Il y a de la peine mais j’espère que l’on peut voir que c’est de la peine pour les gens qui sont morts si jeunes et si fous, pour rien. J’ai du respect pour eux, mais également pour leurs ambitions ou pour le pouvoir de leurs ambitions. Parce qu’ils ont essayé de changer les choses stupides du monde.
En vérité, je n'ai réalisé que celles qu'on « ne pouvait pas peindre ». Les morts. Au début, je cherchais plutôt à raviver l'ensemble du problème, la réalité de cette époque. Donc, en abordant ce sujet, j'avais tendance à penser en grand, à un travail qui engloberait l'ensemble du contexte. Puis les choses ont évolué dans un autre sens, vers la mort, un sujet qui n'est pas incompatible avec la peinture, au contraire, puisque la mort et la souffrance ont toujours été un grand thème en art. De toute façon, c'est le thème central, nous en avons seulement perdu l'habitude... avec notre gentille petite vie.
Donc, à vos yeux, les membres de la RAF (Bande à Baader) seraient des victimes de leur idéologie ?
Oui, certainement. Et pas uniquement victimes d’une idéologie définie, de gauche ou de droite, mais d'un comportement idéologique en général. Ceci s'inscrit plutôt dans un dilemme permanent chez l'homme, en somme : faire la révolution et échouer.

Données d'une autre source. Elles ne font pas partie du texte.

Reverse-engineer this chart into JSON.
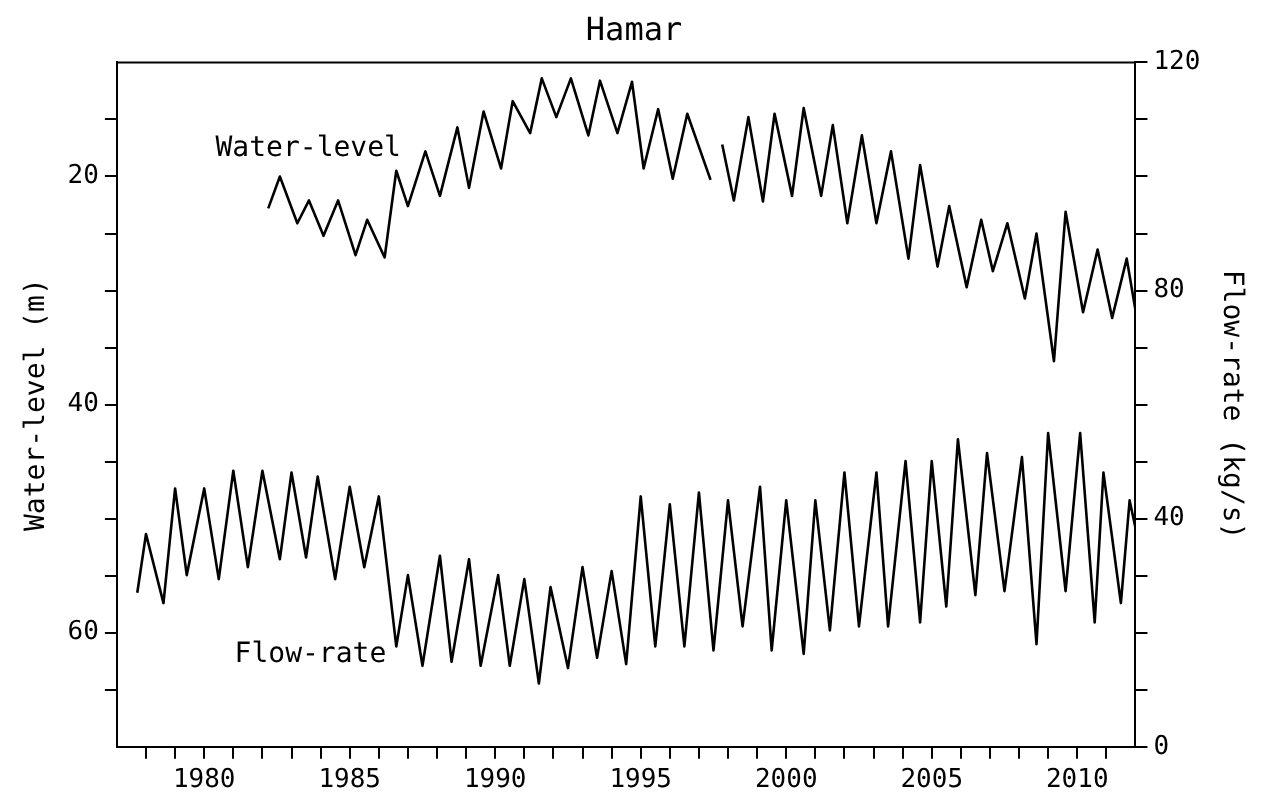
{
  "chart_data": {
    "type": "line",
    "title": "Hamar",
    "ylabel": "Water-level (m)",
    "y2label": "Flow-rate (kg/s)",
    "xlim": [
      1977,
      2012
    ],
    "xticks": [
      {
        "value": 1978,
        "label": null
      },
      {
        "value": 1979,
        "label": null
      },
      1980,
      {
        "value": 1981,
        "label": null
      },
      {
        "value": 1982,
        "label": null
      },
      {
        "value": 1983,
        "label": null
      },
      {
        "value": 1984,
        "label": null
      },
      1985,
      {
        "value": 1986,
        "label": null
      },
      {
        "value": 1987,
        "label": null
      },
      {
        "value": 1988,
        "label": null
      },
      {
        "value": 1989,
        "label": null
      },
      1990,
      {
        "value": 1991,
        "label": null
      },
      {
        "value": 1992,
        "label": null
      },
      {
        "value": 1993,
        "label": null
      },
      {
        "value": 1994,
        "label": null
      },
      1995,
      {
        "value": 1996,
        "label": null
      },
      {
        "value": 1997,
        "label": null
      },
      {
        "value": 1998,
        "label": null
      },
      {
        "value": 1999,
        "label": null
      },
      2000,
      {
        "value": 2001,
        "label": null
      },
      {
        "value": 2002,
        "label": null
      },
      {
        "value": 2003,
        "label": null
      },
      {
        "value": 2004,
        "label": null
      },
      2005,
      {
        "value": 2006,
        "label": null
      },
      {
        "value": 2007,
        "label": null
      },
      {
        "value": 2008,
        "label": null
      },
      {
        "value": 2009,
        "label": null
      },
      2010,
      {
        "value": 2011,
        "label": null
      }
    ],
    "ylim": [
      70,
      10
    ],
    "yticks": [
      {
        "value": 15,
        "label": null
      },
      20,
      {
        "value": 25,
        "label": null
      },
      {
        "value": 30,
        "label": null
      },
      {
        "value": 35,
        "label": null
      },
      40,
      {
        "value": 45,
        "label": null
      },
      {
        "value": 50,
        "label": null
      },
      {
        "value": 55,
        "label": null
      },
      60,
      {
        "value": 65,
        "label": null
      }
    ],
    "y2lim": [
      0,
      120
    ],
    "y2ticks": [
      0,
      {
        "value": 10,
        "label": null
      },
      {
        "value": 20,
        "label": null
      },
      {
        "value": 30,
        "label": null
      },
      40,
      {
        "value": 50,
        "label": null
      },
      {
        "value": 60,
        "label": null
      },
      {
        "value": 70,
        "label": null
      },
      80,
      {
        "value": 90,
        "label": null
      },
      {
        "value": 100,
        "label": null
      },
      {
        "value": 110,
        "label": null
      },
      120
    ],
    "grid": false,
    "legend": false,
    "marker": "none",
    "line_style": "solid",
    "series": [
      {
        "name": "Water-level",
        "color": "#000000",
        "x": [
          1982.2,
          1982.6,
          1983.2,
          1983.6,
          1984.1,
          1984.6,
          1985.2,
          1985.6,
          1986.2,
          1986.6,
          1987.0,
          1987.6,
          1988.1,
          1988.7,
          1989.1,
          1989.6,
          1990.2,
          1990.6,
          1991.2,
          1991.6,
          1992.1,
          1992.6,
          1993.2,
          1993.6,
          1994.2,
          1994.7,
          1995.1,
          1995.6,
          1996.1,
          1996.6,
          1997.4,
          1997.5,
          1997.8,
          1998.2,
          1998.7,
          1999.2,
          1999.6,
          2000.2,
          2000.6,
          2001.2,
          2001.6,
          2002.1,
          2002.6,
          2003.1,
          2003.6,
          2004.2,
          2004.6,
          2005.2,
          2005.6,
          2006.2,
          2006.7,
          2007.1,
          2007.6,
          2008.2,
          2008.6,
          2009.2,
          2009.6,
          2010.2,
          2010.7,
          2011.2,
          2011.7,
          2012.0
        ],
        "values": [
          22.8,
          20.0,
          24.1,
          22.1,
          25.2,
          22.1,
          26.9,
          23.8,
          27.1,
          19.5,
          22.6,
          17.8,
          21.7,
          15.7,
          21.0,
          14.3,
          19.3,
          13.4,
          16.2,
          11.4,
          14.8,
          11.4,
          16.4,
          11.6,
          16.2,
          11.7,
          19.3,
          14.1,
          20.2,
          14.5,
          20.3,
          null,
          17.2,
          22.1,
          14.8,
          22.2,
          14.5,
          21.7,
          14.0,
          21.7,
          15.5,
          24.1,
          16.4,
          24.1,
          17.8,
          27.2,
          19.0,
          27.9,
          22.6,
          29.7,
          23.8,
          28.3,
          24.1,
          30.7,
          25.0,
          36.2,
          23.1,
          31.9,
          26.4,
          32.4,
          27.2,
          31.7
        ]
      },
      {
        "name": "Flow-rate",
        "color": "#000000",
        "axis": "y2",
        "x": [
          1977.7,
          1978.0,
          1978.6,
          1979.0,
          1979.4,
          1980.0,
          1980.5,
          1981.0,
          1981.5,
          1982.0,
          1982.6,
          1983.0,
          1983.5,
          1983.9,
          1984.5,
          1985.0,
          1985.5,
          1986.0,
          1986.6,
          1987.0,
          1987.5,
          1988.1,
          1988.5,
          1989.1,
          1989.5,
          1990.1,
          1990.5,
          1991.0,
          1991.5,
          1991.9,
          1992.5,
          1993.0,
          1993.5,
          1994.0,
          1994.5,
          1995.0,
          1995.5,
          1996.0,
          1996.5,
          1997.0,
          1997.5,
          1998.0,
          1998.5,
          1999.1,
          1999.5,
          2000.0,
          2000.6,
          2001.0,
          2001.5,
          2002.0,
          2002.5,
          2003.1,
          2003.5,
          2004.1,
          2004.6,
          2005.0,
          2005.5,
          2005.9,
          2006.5,
          2006.9,
          2007.5,
          2008.1,
          2008.6,
          2009.0,
          2009.6,
          2010.1,
          2010.6,
          2010.9,
          2011.5,
          2011.8,
          2012.0
        ],
        "values": [
          27.0,
          37.3,
          25.2,
          45.3,
          30.1,
          45.3,
          29.4,
          48.4,
          31.5,
          48.4,
          32.9,
          48.1,
          33.2,
          47.4,
          29.4,
          45.6,
          31.5,
          43.9,
          17.6,
          30.1,
          14.2,
          33.5,
          14.9,
          32.9,
          14.2,
          30.1,
          14.2,
          29.4,
          11.1,
          28.0,
          13.8,
          31.5,
          15.6,
          30.8,
          14.5,
          43.9,
          17.6,
          42.5,
          17.6,
          44.6,
          16.9,
          43.2,
          21.1,
          45.6,
          16.9,
          43.2,
          16.3,
          43.2,
          20.4,
          48.1,
          21.1,
          48.1,
          21.1,
          50.1,
          21.8,
          50.1,
          24.6,
          53.9,
          26.6,
          51.5,
          27.3,
          50.8,
          18.0,
          55.0,
          27.3,
          55.0,
          21.8,
          48.1,
          25.2,
          43.2,
          38.4
        ]
      }
    ]
  }
}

Celles-ci étaient des photos de presse.
Oui, elles provenaient des magazines Stern et Spiegel et de livres. Vous savez, j’avais en fait prévu de donner plus d’ampleur à tout cela. Puis, je me surpris à m’en tenir à la mort, à l’instant final. Je m’apprêtais à attaquer le sujet d’une façon beaucoup plus globale. Je m’apprêtais à peindre des aspects de leurs vies, durant la période où ils étaient actifs mais cela n’a pas marché ; j’ai donc renoncé à peindre cela.
Comment voyez-vous l’intérêt particulier porté par les Américains à la Bande à Baader, et à ce qui s’en rapproche et, plus généralement, comment considérez-vous l’efficacité de l’Art politisé dans l’Amérique conservatrice ?

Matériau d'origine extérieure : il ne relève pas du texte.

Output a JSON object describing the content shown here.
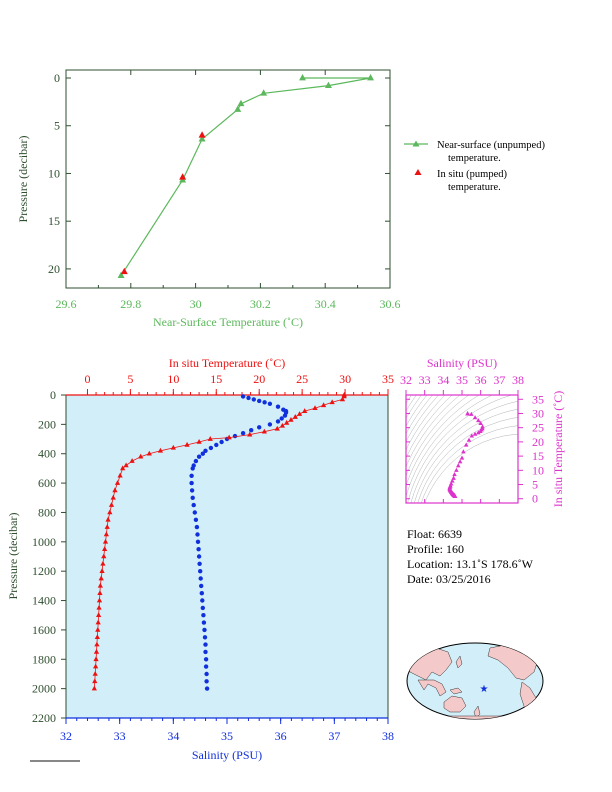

Peut-être les américains, en raison de la distance qui les sépare de la RAF, verront-ils davantage l'universalité du thème, lequel concerne presque tous les pays, qu'ils soient modernes ou non: le danger planétaire de la foi en une idéologie, du fanatisme et de la folie. Cela s’applique à n’importe quel pays y compris les Etats Unis que vous considérez comme conservateur. Je peux voir aussi un autre lien, plus direct, entre l’Amérique et la RAF, et je ne pense pas seulement à la guerre du Vietnam contre laquelle Baader et Ensslin avaient protesté en 1968 en déposant plusieurs engins incendiaires dans deux grands magasins de Francfort. Je vois également un lien dans le fait que les comportements et styles de vie du mouvement de 1968 furent fortement influencés par des idéaux américains. Même le mouvement anti-américain inhérent ne fut pas seulement une réaction contre l’hégémonie américaine mais fut largement importé d’Amérique.
La raison pour laquelle ces tableaux ont été affectés à New-York ne réside pas dans le fait que je suis déçu du manque d’intérêt allemand, mais parce que le MoMA me l’a demandé et que je considère que c’est le meilleur musée au monde.

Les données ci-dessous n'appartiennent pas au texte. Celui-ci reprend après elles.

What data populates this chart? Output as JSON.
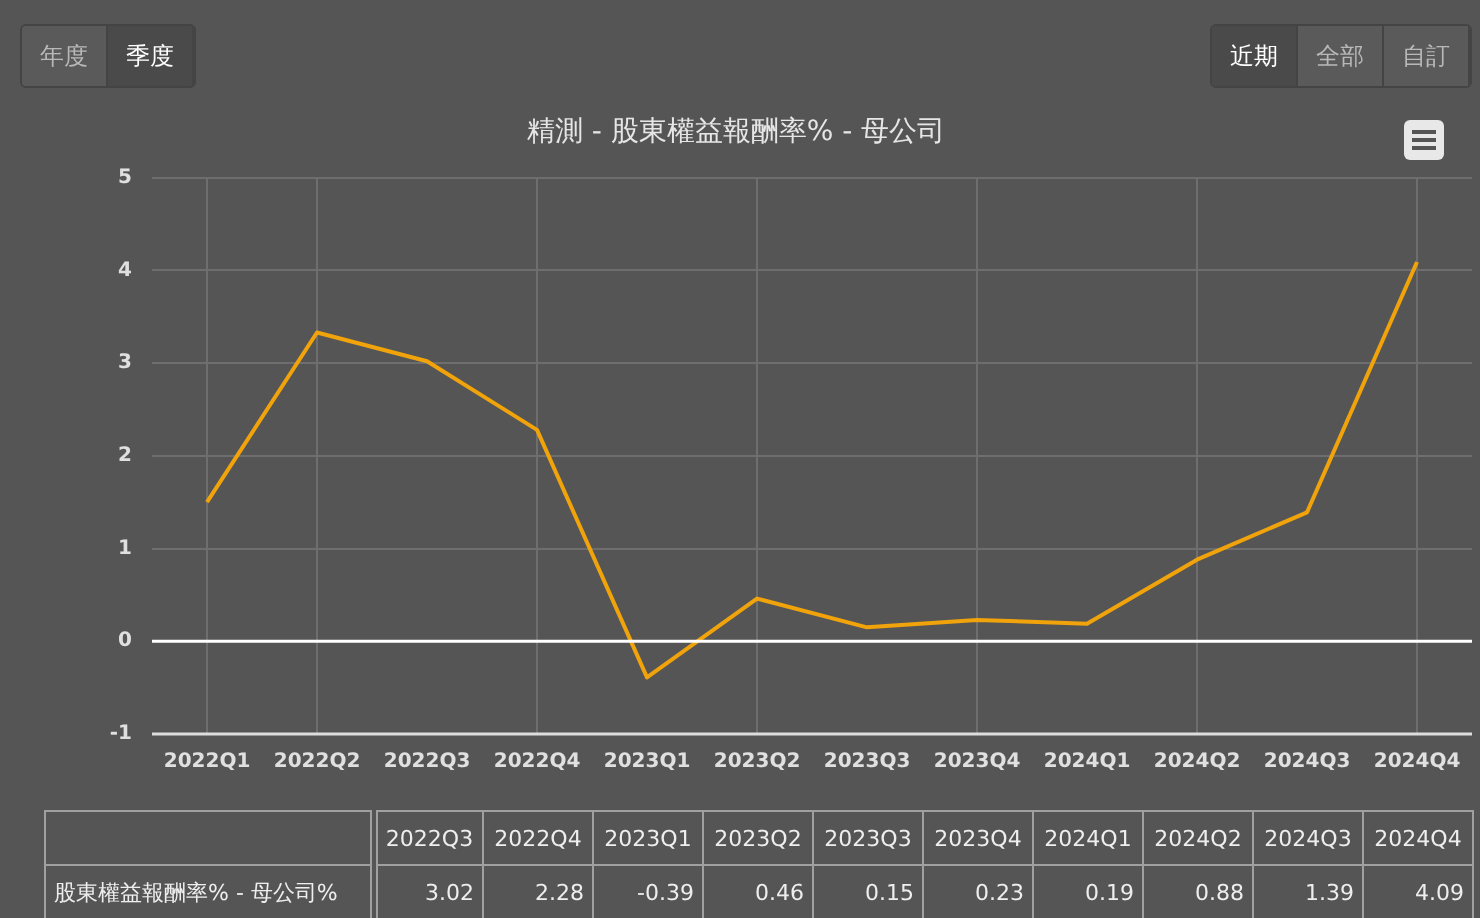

Pouvez-vous ajouter quelque chose sur la façon dont vous avez procédé pour choisir les photos et comment s'est construite cette superposition, cette juxtaposition des époques ?
Je me souviens encore m'être dit qu'il fallait absolument éviter toutes ces photos à sensation, la pendue, le tué par balles, etc. J'ai rassemblé une très grande quantité de matériel, dont nombre de photos banales, insignifiantes et c'est ainsi qu'au fil du temps je suis parvenu précisément aux images que je voulais en fait éviter, celles qui résumaient les histoires très variées.
Pouvez-vous encore dire ce qui vous a donné précisément en 1988 le courage de réaliser ce cycle ?
Il a vraisemblablement fallu une grande accumulation de choses au fil des années, greffées sur les expériences générales et personnelles, pour que naisse une telle idée et que la décision de lui donner forme soit prise.
Et en ce qui concerne la RAF même ?
Elle me faisait peur et j'étais rempli d'étonnement à voir un incroyable aveuglement dévoiler le côté le plus mauvais et le plus cruel que nous ayons en nous. Mais le plus effrayant, c'étaient les sympathies que ces possédés suscitaient. Ainsi sommes-nous faits.